Review question

# What does it mean if a function $f(x)=f(2\alpha-x)$? Add to your resource collection Remove from your resource collection Add notes to this resource View your notes for this resource

Ref: R5090

## Question

In this question we fix a real number $\alpha$ which will be the same throughout. We say that a function $f$ is bilateral if $f(x) = f(2\alpha - x)$ for all $x$.

1. Show that if $f(x) = (x-\alpha)^2$ for all $x$ then the function $f$ is bilateral.

2. On the other hand, if $f(x) = x-\alpha$ for all $x$ then the function $f$ is not bilateral.
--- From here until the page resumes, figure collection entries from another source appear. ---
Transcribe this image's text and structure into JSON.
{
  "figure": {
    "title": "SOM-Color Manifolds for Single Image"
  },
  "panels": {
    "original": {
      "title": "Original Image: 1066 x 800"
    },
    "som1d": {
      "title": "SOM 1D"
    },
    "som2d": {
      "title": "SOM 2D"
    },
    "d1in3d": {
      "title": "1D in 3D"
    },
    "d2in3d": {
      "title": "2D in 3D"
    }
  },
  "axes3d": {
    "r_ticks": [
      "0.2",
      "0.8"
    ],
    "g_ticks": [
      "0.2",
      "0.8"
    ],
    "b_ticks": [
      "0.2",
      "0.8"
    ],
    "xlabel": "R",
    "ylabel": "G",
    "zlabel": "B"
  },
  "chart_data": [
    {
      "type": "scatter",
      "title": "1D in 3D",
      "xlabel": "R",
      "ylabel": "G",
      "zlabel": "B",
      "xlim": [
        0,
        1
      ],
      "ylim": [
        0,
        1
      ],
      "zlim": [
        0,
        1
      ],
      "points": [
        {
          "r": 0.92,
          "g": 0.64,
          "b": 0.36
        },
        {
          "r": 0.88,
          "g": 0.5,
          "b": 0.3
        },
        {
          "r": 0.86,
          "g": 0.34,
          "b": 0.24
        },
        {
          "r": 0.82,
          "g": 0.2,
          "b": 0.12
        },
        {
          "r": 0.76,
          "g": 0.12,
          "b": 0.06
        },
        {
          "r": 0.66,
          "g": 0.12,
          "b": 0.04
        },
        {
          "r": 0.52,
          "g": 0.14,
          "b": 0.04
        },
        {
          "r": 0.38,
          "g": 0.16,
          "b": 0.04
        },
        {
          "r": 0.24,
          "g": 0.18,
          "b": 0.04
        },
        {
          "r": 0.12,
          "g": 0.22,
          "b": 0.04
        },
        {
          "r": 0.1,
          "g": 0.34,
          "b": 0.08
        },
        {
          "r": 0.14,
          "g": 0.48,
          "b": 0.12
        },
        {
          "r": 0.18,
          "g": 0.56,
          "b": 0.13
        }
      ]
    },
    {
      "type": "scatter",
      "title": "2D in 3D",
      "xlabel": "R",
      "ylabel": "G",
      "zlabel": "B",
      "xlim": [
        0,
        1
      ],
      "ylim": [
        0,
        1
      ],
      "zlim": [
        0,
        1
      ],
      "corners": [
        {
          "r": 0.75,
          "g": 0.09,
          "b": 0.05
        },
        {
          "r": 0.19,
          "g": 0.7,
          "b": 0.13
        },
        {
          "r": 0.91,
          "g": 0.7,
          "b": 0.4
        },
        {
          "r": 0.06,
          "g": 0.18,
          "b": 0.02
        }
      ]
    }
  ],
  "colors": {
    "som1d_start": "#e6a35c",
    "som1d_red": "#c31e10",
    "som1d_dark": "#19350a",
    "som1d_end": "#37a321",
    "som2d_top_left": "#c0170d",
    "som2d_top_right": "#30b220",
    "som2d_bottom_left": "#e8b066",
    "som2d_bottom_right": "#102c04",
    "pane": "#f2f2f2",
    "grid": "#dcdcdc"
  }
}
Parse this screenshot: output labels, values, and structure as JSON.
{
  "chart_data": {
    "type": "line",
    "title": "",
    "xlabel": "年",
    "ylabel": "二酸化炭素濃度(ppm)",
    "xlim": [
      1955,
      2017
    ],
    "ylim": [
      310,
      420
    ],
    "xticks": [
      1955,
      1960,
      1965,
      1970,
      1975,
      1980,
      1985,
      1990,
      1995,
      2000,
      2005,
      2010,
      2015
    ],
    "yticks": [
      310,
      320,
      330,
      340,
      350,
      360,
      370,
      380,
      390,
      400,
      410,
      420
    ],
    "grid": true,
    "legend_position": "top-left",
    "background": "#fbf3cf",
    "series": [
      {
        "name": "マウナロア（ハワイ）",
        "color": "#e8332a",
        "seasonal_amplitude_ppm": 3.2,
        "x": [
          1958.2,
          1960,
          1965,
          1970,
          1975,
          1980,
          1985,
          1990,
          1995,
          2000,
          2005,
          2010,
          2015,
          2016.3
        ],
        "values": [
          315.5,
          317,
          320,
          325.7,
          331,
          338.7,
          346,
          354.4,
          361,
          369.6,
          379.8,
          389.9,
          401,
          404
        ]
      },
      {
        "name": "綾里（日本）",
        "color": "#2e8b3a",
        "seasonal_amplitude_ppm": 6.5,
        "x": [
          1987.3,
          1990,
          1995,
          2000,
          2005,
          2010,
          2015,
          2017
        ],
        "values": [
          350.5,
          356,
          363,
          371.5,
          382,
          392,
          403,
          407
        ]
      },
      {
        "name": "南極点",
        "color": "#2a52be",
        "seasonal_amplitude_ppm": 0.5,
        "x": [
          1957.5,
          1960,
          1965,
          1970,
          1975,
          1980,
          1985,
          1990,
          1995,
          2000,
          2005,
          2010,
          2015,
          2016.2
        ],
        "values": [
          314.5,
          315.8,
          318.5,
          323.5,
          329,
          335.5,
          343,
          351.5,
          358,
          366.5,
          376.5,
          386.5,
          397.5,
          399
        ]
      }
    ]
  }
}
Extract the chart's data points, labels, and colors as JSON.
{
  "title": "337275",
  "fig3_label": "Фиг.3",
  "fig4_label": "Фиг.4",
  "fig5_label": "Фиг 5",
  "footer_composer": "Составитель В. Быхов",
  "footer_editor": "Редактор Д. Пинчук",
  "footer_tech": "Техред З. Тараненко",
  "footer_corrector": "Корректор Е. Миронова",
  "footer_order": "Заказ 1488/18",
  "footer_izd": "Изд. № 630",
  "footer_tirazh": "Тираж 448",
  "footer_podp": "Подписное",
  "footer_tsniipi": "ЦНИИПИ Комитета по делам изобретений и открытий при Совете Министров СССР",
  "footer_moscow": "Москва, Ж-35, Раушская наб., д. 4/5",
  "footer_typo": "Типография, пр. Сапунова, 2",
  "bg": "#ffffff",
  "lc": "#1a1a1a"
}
3. Show that if $n$ is a non-negative integer and $a$ and $b$ are any real numbers then $\int_a^b x^n \:dx = -\int_b^a x^n \:dx.$

4. Hence show that if $f$ is a polynomial (and $a$ and $b$ are any reals) then $\int_a^b f(x) \:dx = -\int_b^a f(x) \:dx.$

5. Suppose that $f$ is any bilateral function. By considering the area under the curve $y = f(x)$ explain why for any $t \geq \alpha$ we have $\int_\alpha^t f(x) \:dx = \int_{2\alpha-t}^\alpha f(x) \:dx.$

If $f$ is a function we write $G$ for the function defined by $G(t) = \int_\alpha^t f(x) \:dx$ for all $t$.

1. Suppose now that $f$ is any bilateral function. Show that $G(t) = -G(2\alpha-t)$ for all $t$.

2. Suppose that $f$ is a bilateral polynomial such that $G$ is also bilateral. Show that $G(x) = 0$ for all $x$.